Когда Пулатов и Горский выскочили из такси, к часам возле Дома туриста как раз подходили две девушки. Они были в одинаковых платьях с яркими розами в руках. И похожи были девушки друг на друга, как эти розы. Они улыбались. Видимо, им доставляло удовольствие замешательство молодых людей.
– Вы близнецы? – радостно спросил Пулатов, еще не зная, к какой девушке обращаться.
– А вы, оказывается, знакомы? – в свою очередь, спросила одна из них.
Пулатов узнал по голосу:
– Люся!
Но и Горский обрадовался:
– Леночка! – И шагнул к ней же.
Пулатов шепнул Горскому:
– Это Люся!
Горский беспомощно остановился. На них стали обращать внимание. Пулатов подтолкнул девушек к такси:
– Поехали, поехали, там разберемся!
Они расплатились за трамвайным парком и пешком направились к Загородной роще.
Девушки были одинакового роста, со светлыми, как лен, волосами. У Людмилы лицо было строже, и эта строгость, если приглядеться, делала сестер совершенно разными. Елена была живее: она смеялась громче и тащила за собой сестру. Безусловно, это она придумала назначить свидание молодым людям одновременно.
– Почему же ты не говорила, что у тебя есть сестра? – спросил лейтенант, взяв Людмилу под руку.
Она улыбнулась:
– А ты ведь не спрашивал.
Армен Микаелян торопился так, словно за поворотом откроется Ереван и «газик» свернет на улицу, где жили его родители. Но поворот следовал за поворотом, а дорога все бежала и бежала вперед, увлекая за собой машину. По обе стороны от шоссе веером растекались кусты хлопчатника с первыми желтыми завязями. По зеленым рядкам бойко тарахтел трактор с фанерным навесом от солнца.
Передние скаты набежали на яркие буквы, выведенные на гудроне, с огромным восклицательным знаком в конце – «СТОП!». Микаелян резко затормозил у шлагбаума.
К машине подошел пограничник, заглянул в кабину.
– На границе без происшествий.
– Хорошо, – ответил сидевший в машине майор Серебренников. – Продолжайте службу.

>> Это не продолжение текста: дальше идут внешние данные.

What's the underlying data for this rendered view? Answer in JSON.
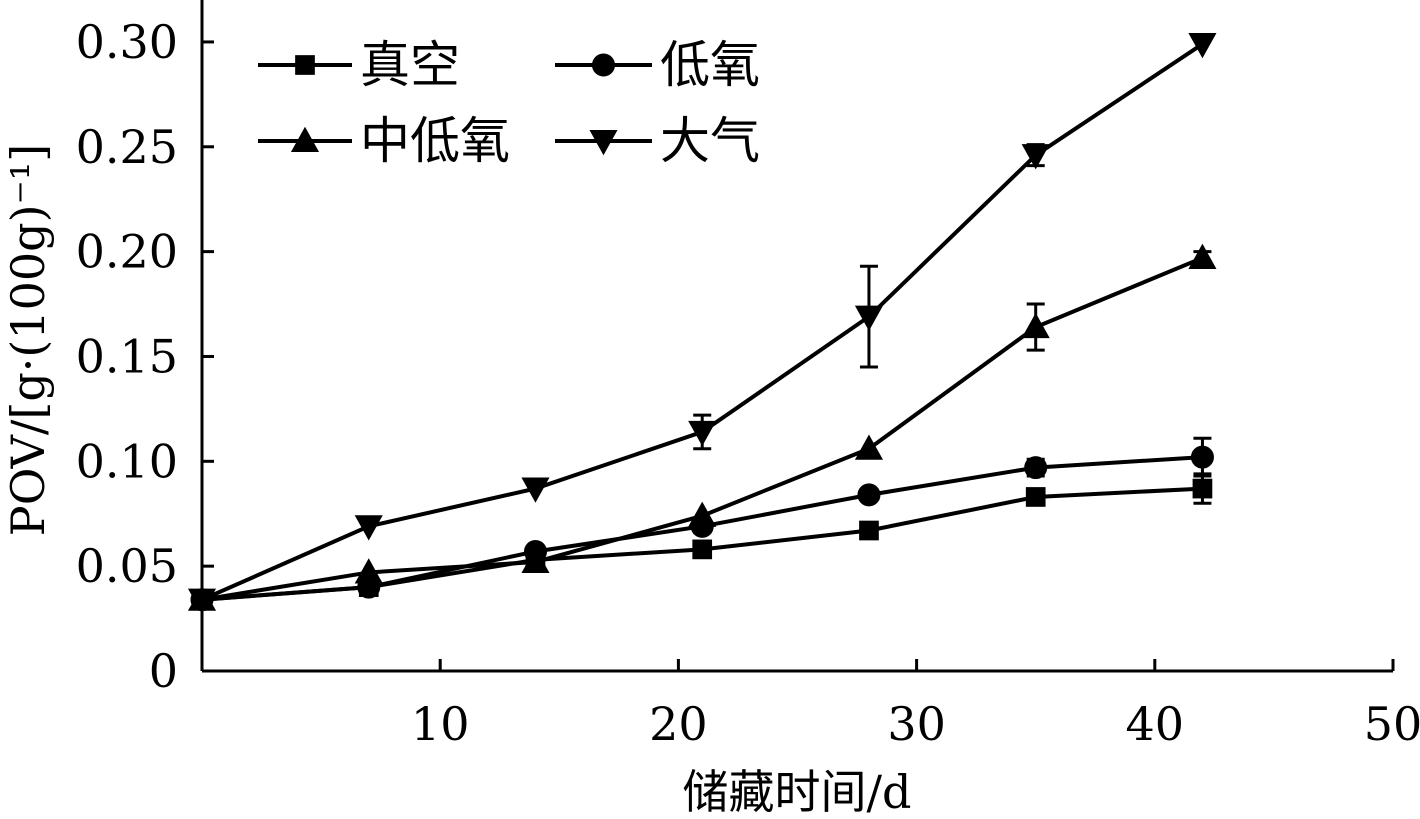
{
  "chart_data": {
    "type": "line",
    "xlabel": "储藏时间/d",
    "ylabel": "POV/[g·(100g)⁻¹]",
    "xlim": [
      0,
      50
    ],
    "ylim": [
      0,
      0.32
    ],
    "xticks": [
      10,
      20,
      30,
      40,
      50
    ],
    "yticks": [
      0,
      0.05,
      0.1,
      0.15,
      0.2,
      0.25,
      0.3
    ],
    "xtick_labels": [
      "10",
      "20",
      "30",
      "40",
      "50"
    ],
    "ytick_labels": [
      "0",
      "0.05",
      "0.10",
      "0.15",
      "0.20",
      "0.25",
      "0.30"
    ],
    "grid": false,
    "legend_position": "top-left",
    "x": [
      0,
      7,
      14,
      21,
      28,
      35,
      42
    ],
    "series": [
      {
        "name": "真空",
        "marker": "square",
        "values": [
          0.034,
          0.04,
          0.053,
          0.058,
          0.067,
          0.083,
          0.087
        ],
        "errors": [
          0.004,
          0.002,
          0.002,
          0.002,
          0.003,
          0.003,
          0.007
        ]
      },
      {
        "name": "低氧",
        "marker": "circle",
        "values": [
          0.034,
          0.04,
          0.057,
          0.069,
          0.084,
          0.097,
          0.102
        ],
        "errors": [
          0.004,
          0.002,
          0.002,
          0.003,
          0.002,
          0.004,
          0.009
        ]
      },
      {
        "name": "中低氧",
        "marker": "triangle-up",
        "values": [
          0.034,
          0.047,
          0.052,
          0.074,
          0.106,
          0.164,
          0.197
        ],
        "errors": [
          0.004,
          0.002,
          0.002,
          0.002,
          0.002,
          0.011,
          0.003
        ]
      },
      {
        "name": "大气",
        "marker": "triangle-down",
        "values": [
          0.034,
          0.069,
          0.087,
          0.114,
          0.169,
          0.246,
          0.299
        ],
        "errors": [
          0.004,
          0.002,
          0.002,
          0.008,
          0.024,
          0.005,
          0.002
        ]
      }
    ]
  }
}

«Газик» проскочил завод эфирных масел и въехал в районный центр. Возле хлопкоочистительного завода пришлось задержаться: взад-вперед маневрировал паровозик. Он толкал порожние платформы, оглашая воздух петушиным криком, и наконец скрылся за железными воротами.
«Газик» прошмыгнул под проводами, укутанными почерневшими хлопьями ваты. Вдоль улицы выстроились чинары и тополя с побеленными стволами. За ними блестели оконными стеклами аккуратные домики. Лениво плескалась вода в арыках, слизывая с берега опавшие листья.
Потом поселок оборвался, и «газик» затрясся на выбоинах, взметая пыль. Запахло раскаленным песком.
Бородуля перестал дремать, уставился на крутой затылок майора. Серебренников повернулся к нему:
– Надо было выехать пораньше, пыли бы столько не наглотались. Впрочем, на границе говорят: поешь ветерку с песочком – и сыт.
– Почему? – спросил Бородуля.
– Вот послужишь на границе – поймешь, – ответил майор.
– У меня отец тоже на границе служил, – вдруг сказал Бородуля.
– Давно? – поинтересовался Серебренников.
– Еще перед войной.
– Я в то время на Дальнем Востоке служил. Есть такая бухта – Находка.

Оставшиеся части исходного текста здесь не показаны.